Les jeunes commerçants burkinabè s’unissent pour une économie nationale souveraine

Une mobilisation pour transformer le commerce au Burkina Faso

Le samedi 20 juin 2026, la capitale Ouagadougou a vibré au rythme d’une rencontre nationale d’envergure. Portée par l’Association des jeunes commerçants du Burkina Faso, cette journée d’échanges s’est articulée autour d’une thématique centrale : « De la parole à l’action : bâtir une économie patriotique forte au Burkina Faso ». L’objectif était clair : instaurer un dialogue constructif pour lever les obstacles qui freinent le secteur et accroître l’impact des commerçants sur la richesse nationale.

Les débats se sont focalisés sur des piliers stratégiques tels que la structuration des activités, le renforcement des compétences techniques et l’essor d’un entrepreneuriat mieux organisé. Pour Ismaël Sawadogo, président de l’organisation, ce rassemblement témoigne d’une volonté collective de fédérer les énergies.

« Notre ambition est de nous regrouper au sein d’un espace de concertation permanent afin d’analyser les défis actuels du commerce et de proposer des solutions concrètes », a-t-il précisé lors de son allocution.

Le défi de la formalisation des entreprises

L’un des temps forts de cet événement a été la session de formation dédiée au passage du secteur informel vers le formel. Dans une économie en pleine mutation, cette transition est jugée impérative par les leaders de l’association.

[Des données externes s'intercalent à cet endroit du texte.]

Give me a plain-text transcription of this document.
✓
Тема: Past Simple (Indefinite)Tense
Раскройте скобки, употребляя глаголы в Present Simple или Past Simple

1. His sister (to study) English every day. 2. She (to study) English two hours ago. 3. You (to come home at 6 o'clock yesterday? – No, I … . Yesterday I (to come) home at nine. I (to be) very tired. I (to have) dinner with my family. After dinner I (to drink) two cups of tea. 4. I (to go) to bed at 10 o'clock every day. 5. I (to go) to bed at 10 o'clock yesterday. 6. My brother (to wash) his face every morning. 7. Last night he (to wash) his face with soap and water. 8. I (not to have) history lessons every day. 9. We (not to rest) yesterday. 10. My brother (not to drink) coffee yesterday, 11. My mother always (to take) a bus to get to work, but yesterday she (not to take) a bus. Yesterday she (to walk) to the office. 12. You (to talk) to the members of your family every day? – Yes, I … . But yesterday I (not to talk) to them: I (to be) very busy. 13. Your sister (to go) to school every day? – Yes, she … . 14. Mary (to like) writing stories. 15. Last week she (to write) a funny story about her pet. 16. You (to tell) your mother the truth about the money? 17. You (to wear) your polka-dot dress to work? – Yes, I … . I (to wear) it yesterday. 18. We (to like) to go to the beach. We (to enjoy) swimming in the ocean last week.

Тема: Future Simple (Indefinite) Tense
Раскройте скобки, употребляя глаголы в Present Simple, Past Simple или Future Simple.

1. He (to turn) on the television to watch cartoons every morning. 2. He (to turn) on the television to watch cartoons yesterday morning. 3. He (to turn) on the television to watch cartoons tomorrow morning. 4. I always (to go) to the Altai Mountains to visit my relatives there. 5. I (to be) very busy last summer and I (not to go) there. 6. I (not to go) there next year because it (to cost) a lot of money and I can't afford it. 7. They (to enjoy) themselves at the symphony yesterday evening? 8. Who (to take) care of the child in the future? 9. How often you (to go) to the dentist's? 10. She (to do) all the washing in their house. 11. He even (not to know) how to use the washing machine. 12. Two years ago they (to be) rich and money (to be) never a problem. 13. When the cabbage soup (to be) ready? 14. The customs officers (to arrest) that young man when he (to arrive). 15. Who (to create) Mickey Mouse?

Ismaël Sawadogo a insisté sur le fait que l’obtention des documents administratifs est la clé pour accéder aux marchés publics et aux divers programmes de financement. Selon lui, c’est en se professionnalisant que les jeunes pourront véritablement peser dans le développement du Burkina Faso.

Malgré cet enthousiasme, les participants n’ont pas manqué de souligner les barrières persistantes, notamment la complexité des démarches administratives et la rareté des espaces de vente adaptés. Face à ces doléances, un plaidoyer a été lancé pour un soutien institutionnel plus marqué et une simplification des procédures.

Assurer la pérennité du tissu économique

Roland Achille Sow, intervenant en tant que parrain de la cérémonie et représentant de la Chambre de commerce et d’industrie à Ouagadougou, a rappelé une réalité frappante : la fragilité des entreprises locales. Il a souligné qu’une structure bien organisée a plus de chances de durer et d’être transmise aux futures générations.

« Les chiffres montrent que près de 80 % des entreprises s’éteignent avec leur fondateur. Il est crucial de bâtir des entités solides capables de résister au temps », a-t-il averti. Il a également réitéré l’engagement consulaire à accompagner les commerçants dans leur démarche de régularisation.

Cette rencontre marque une étape importante pour les voix sahéliens et la jeunesse burkinabè, qui aspire à jouer un rôle de premier plan dans l’édification d’une économie nationale résiliente et compétitive, portée par un véritable esprit de Sahel citoyen.